Wednesday, July 30, 2008

Storytelling Firearms

They say that some guns can tell you stories. I never really understood the idea, but figured it seemed like something that would be true.

When I picked up my used GP100, I had spoken to people smarter than I about checking the quality of revolvers. My initial inspection made it obvious it had not be fired very much. Subsequent inspections by aforementioned smart people confirmed that this gun was, in fact, near new.

Extremely pleased with my purchase, I took the gun to the range to see how well I shot it. The first few cylinders seemed to be high and to the right, which was confusing because no manner of flinch I usually experience should put the shots there, and I shot the range's GP100 extremely well. I switched to my left hand, and found the shots to still be high and right. Afraid of dusting off the cliche, "Obviously, something's wrong with this gun..." I waited until one of the range workers was free, and asked them to shoot my new revolver. (we're quite friendly, first name basis and all :) Three of them wound up shooting, and each (in addition to shooting extremely well!) shot high and right. Sights were adjusted, and it was discovered they were turned severely up and to the right. Once the correction was made, I returned to shooting out the X, and generally marveling at how well I shot my new gun.

It wasn't until later that I realized that the sights being turned up and to the right meant the previous owner was shooting low and left. This is usually indicative of a new or otherwise untrained shooter, as flinch (in a right-handed shooter) causes the shooter over squeeze the trigger, pulling the muzzle down and to the left the split-second before the gun fires. This creates the illusion that the sights are off. The fact that the sights were adjusted so liberally, seemed to indicate the previous user did not seek help when he or she experienced trouble with the gun. That the firearm was in such good shape, and had little wear where wear quickly develops indicated it was barely fired. Personally, I've often heard spoken to new gun owners, "All you need is a big, scary revolver." and thought this "advice" might have played a part in this obviously new shooter's decision.

Pardon me, while I indulge in some extrapolation of the story of this Ruger GP100.

A man or woman saw fit to buy a gun, and spoke to a friend or family member who simply replied, "Get a big, scary revolver." and offered no follow up instruction or training. The man or woman bought the revolver, and a few boxes of ammo, and went to a local range to try it out. The man or woman was unaccustomed to the loud noises of the range, and the skill required to accurately shoot a handgun. The man or woman developed a nasty flinch which manifested as shots that fell low and left. The man or woman later spoke to their friend or family member who simply replied, "Adjust the sights, then." The man or woman returned to the range, screwdriver in hand, and adjusted the sights as he or she shot, moving them higher and to the right. However, once the sights were realigned, flinch still put the shots in the same spot, low and to the left. The sights were moved up and right until they would go no further, and the man or woman became frustrated with either the obviously broken gun, or the whole experience. The Ruger then made it's last trip to the local Turners, where it was sold at a significant loss.

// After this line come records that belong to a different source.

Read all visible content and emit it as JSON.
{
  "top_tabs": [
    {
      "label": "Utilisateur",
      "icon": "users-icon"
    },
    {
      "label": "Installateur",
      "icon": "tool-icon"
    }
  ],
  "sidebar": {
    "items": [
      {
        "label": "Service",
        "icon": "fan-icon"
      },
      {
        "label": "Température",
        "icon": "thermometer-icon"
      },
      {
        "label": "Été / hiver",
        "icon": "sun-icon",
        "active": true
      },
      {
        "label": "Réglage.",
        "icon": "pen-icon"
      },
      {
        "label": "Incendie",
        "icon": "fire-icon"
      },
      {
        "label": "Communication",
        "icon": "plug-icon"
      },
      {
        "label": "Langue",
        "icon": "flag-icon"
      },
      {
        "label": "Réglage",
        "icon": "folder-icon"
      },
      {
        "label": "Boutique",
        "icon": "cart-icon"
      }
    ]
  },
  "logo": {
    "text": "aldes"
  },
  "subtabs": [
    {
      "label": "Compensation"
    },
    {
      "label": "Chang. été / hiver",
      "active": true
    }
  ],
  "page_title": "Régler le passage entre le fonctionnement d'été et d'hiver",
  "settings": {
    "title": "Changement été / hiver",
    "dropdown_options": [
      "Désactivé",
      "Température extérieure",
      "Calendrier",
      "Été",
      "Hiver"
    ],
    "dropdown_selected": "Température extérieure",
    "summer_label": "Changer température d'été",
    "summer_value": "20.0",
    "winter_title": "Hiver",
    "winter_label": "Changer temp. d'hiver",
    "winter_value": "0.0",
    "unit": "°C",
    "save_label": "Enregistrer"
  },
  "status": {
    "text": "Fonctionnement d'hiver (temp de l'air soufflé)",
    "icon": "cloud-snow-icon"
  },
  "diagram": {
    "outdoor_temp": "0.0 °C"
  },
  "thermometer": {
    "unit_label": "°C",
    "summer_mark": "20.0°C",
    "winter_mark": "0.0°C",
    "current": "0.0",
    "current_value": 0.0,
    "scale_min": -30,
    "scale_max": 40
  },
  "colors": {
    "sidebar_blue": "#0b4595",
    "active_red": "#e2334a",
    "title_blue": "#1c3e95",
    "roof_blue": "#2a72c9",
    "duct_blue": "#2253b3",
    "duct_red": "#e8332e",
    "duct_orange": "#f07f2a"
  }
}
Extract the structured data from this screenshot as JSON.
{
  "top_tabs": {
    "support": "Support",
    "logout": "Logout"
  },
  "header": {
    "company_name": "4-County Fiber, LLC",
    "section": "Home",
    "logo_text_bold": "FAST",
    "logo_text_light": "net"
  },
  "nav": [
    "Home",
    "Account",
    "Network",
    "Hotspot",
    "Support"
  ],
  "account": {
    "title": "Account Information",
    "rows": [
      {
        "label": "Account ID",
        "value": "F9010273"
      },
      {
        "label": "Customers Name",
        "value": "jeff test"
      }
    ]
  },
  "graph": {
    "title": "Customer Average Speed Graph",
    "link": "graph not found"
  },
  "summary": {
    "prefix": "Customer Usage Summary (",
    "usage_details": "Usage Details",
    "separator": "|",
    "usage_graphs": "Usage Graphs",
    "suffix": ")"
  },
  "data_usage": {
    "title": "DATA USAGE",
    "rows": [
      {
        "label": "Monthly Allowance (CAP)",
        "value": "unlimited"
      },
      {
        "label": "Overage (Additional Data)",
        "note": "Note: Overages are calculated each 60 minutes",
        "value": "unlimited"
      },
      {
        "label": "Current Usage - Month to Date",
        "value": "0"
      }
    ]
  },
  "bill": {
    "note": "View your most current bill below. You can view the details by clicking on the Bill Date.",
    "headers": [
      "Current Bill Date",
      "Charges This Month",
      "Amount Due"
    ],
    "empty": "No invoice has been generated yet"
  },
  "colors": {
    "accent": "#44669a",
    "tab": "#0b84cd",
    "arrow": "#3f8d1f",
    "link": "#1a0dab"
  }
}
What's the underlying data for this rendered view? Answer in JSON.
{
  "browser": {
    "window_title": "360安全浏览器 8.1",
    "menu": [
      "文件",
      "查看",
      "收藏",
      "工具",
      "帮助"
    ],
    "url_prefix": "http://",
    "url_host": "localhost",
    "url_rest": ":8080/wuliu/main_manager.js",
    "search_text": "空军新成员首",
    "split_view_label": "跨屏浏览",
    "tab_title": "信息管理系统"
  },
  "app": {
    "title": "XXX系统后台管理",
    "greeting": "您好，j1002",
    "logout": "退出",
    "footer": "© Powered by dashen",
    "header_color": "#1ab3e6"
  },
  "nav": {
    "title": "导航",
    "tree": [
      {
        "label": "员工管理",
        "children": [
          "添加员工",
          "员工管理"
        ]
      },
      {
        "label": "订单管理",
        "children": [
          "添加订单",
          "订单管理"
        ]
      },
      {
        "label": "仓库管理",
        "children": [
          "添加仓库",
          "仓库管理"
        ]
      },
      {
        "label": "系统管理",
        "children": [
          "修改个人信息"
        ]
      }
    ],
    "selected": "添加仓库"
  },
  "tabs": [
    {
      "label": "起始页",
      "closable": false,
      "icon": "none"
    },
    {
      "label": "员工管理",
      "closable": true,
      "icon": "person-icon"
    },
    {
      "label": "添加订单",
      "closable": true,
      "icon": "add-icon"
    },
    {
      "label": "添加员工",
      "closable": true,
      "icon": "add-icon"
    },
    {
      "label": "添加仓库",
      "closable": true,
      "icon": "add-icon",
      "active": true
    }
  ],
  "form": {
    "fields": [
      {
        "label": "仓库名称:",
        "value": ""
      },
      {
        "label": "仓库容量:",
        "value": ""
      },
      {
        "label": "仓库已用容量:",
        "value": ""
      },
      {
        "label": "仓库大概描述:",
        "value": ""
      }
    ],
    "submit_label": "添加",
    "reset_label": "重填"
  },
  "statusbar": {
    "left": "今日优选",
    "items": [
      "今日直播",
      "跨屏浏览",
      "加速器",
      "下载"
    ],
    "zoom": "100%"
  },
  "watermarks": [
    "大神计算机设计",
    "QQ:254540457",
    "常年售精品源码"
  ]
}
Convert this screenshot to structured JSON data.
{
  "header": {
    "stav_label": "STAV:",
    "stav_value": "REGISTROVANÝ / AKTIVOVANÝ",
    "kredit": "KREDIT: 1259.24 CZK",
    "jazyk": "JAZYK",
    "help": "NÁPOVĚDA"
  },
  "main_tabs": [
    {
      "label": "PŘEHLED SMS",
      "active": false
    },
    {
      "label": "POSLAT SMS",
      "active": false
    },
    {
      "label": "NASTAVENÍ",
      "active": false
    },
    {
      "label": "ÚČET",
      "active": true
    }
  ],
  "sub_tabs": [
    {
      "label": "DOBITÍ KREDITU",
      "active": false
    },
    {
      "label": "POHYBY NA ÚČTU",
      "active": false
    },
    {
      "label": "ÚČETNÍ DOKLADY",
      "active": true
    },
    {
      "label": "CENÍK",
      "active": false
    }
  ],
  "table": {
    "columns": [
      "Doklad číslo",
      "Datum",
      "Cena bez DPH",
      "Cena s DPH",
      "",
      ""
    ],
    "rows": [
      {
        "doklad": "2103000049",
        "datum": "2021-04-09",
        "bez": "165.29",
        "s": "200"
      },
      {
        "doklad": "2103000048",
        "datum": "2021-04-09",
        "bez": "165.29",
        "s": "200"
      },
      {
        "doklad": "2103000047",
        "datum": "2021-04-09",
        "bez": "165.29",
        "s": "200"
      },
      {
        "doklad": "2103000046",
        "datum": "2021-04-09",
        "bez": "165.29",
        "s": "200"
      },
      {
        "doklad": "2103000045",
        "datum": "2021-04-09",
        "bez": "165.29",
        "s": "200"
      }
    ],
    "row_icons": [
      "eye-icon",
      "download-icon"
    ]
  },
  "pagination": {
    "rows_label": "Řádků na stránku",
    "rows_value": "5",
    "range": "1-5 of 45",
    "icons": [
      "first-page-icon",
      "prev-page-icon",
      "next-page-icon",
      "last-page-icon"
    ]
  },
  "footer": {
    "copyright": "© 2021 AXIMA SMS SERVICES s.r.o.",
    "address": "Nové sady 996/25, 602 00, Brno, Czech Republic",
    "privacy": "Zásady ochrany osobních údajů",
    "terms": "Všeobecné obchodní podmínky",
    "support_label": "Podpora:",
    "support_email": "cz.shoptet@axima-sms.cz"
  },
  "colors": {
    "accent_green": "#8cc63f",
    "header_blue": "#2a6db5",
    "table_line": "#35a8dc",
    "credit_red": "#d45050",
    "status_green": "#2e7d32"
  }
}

I don't think I've been too presumptuous. In fact, I feel quite confident this is how things happened (or at least, as the revolver tells me).

Only the details remain.

Was this person simply an interested person, who thought they might give guns a shot?
Could this person have been a woman in need of protection from an angry ex-boyfriend?
Why didn't whomever made firearm recommendations suggest training, or offer assistance? Maybe this firearm "expert" couldn't shoot the revolver either.

But what happened next?

Did this person simply put down the revolver to try his or her luck at an automatic?
Or did this person, finding no support, or help, (nor seeking it) give up on the entire firearm ownership idea?

I take minor comfort in the knowledge that if this gun was meant for protection from a specific threat, it seems unlikely it would be given up just because it shot low and left; as the gun would still be effective at close range, and certainly retain effectiveness as a visual deterrent. Maybe it wasn't sold until the 10 day wait was complete for an automatic. Also, that the previous owner sought no assistance makes it likely the previous owner was a man. (sorry guys, it's just statistics.)

Now the gun makes me a little sad when I think of the last owner, who's ignorance denied him the opportunity to get the most from this exceptional firearm.

But I feel better when I start shooting clovers with a practically new gun that cost me about $100 less than I expected to pay!

Besides, with the internet and instant knowledge on any topic across the globe in the blink of an eye, I just don't suffer ignorance well.